Francis is breaking new ground by going it alone, granting audiences and interviews he arranges himself and allowing trusted friends to deliver messages to groups he might otherwise have a hard time reaching through official Vatican channels.
"Pope Francis is clearly very comfortable communicating in new ways and seems unconstrained by the 'old ways' of doing things," said the Rev James Martin, a Jesuit author.
"And like Jesus, he grasps that the best way to communicate is by speaking to people plainly, and by using accessible media. For Jesus, that medium was often the parable; for Francis it might be an encyclical, but it also might be YouTube or a smartphone."

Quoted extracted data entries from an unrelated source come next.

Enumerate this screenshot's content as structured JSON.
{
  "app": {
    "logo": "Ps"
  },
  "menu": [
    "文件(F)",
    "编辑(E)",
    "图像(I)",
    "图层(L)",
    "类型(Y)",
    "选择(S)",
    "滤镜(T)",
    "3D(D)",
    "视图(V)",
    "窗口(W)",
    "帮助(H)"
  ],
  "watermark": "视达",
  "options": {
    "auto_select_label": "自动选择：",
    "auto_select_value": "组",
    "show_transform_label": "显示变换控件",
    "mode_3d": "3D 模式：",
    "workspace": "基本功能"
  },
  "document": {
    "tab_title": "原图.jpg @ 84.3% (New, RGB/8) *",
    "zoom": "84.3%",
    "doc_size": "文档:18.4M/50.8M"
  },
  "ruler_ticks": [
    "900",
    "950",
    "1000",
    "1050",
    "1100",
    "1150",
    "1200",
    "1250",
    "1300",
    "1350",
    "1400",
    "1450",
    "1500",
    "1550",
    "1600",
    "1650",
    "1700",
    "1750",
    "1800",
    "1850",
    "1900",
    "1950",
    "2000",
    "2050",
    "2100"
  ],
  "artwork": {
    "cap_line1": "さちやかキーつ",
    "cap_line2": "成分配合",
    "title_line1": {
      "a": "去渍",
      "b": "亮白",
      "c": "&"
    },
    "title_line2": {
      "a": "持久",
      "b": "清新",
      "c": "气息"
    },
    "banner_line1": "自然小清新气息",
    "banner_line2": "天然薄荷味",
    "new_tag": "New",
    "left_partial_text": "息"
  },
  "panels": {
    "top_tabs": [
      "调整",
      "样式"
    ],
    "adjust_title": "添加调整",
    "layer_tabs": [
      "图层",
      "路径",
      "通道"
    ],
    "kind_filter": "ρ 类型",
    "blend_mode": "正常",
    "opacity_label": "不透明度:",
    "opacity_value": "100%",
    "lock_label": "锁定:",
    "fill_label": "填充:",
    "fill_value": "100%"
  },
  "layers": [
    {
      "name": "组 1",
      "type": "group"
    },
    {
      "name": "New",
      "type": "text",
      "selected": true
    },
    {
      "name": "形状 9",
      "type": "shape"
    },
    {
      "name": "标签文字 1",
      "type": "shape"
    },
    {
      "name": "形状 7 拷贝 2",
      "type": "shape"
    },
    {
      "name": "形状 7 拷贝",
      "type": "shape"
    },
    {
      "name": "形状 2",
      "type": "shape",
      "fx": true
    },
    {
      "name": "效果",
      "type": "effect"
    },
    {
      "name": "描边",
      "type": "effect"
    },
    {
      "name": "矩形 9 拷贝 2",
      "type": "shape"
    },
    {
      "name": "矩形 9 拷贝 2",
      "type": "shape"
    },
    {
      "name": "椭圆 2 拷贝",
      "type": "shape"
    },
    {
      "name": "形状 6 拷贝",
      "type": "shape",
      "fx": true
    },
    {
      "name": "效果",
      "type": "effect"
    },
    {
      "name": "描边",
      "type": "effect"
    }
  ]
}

Francis' willingness to shun the Vatican's bulky press operation in favour of the immediacy and unstuffiness of new and unofficial media has come at a cost. Just last week, the Vatican spokesman, the Rev Federico Lombardi, was forced to issue a lengthy clarification after Francis chatted with an Italian atheist and journalist, Eugenio Scalfari.
In the interview published in the left-leaning newspaper La Repubblica, Mr Scalfari quoted the Pope as saying that there were cardinals among paedophile clergymen and that he would find a solution to the problem surrounding the celibate priesthood.
Mr Scalfari has admitted he does not take notes or record his interviews, and merely reconstructs them after the fact as he remembers them. As a result, Mr Lombardi said, the quotes attributed to Francis cannot be confirmed. And he suggested Mr Scalfari might have intentionally manipulated the Pope's words "for naive readers".
Francis clearly does not seem to care: It was the second interview he has given Mr Scalfari. After the first, Mr Lombardi was forced to issue a clarification as well.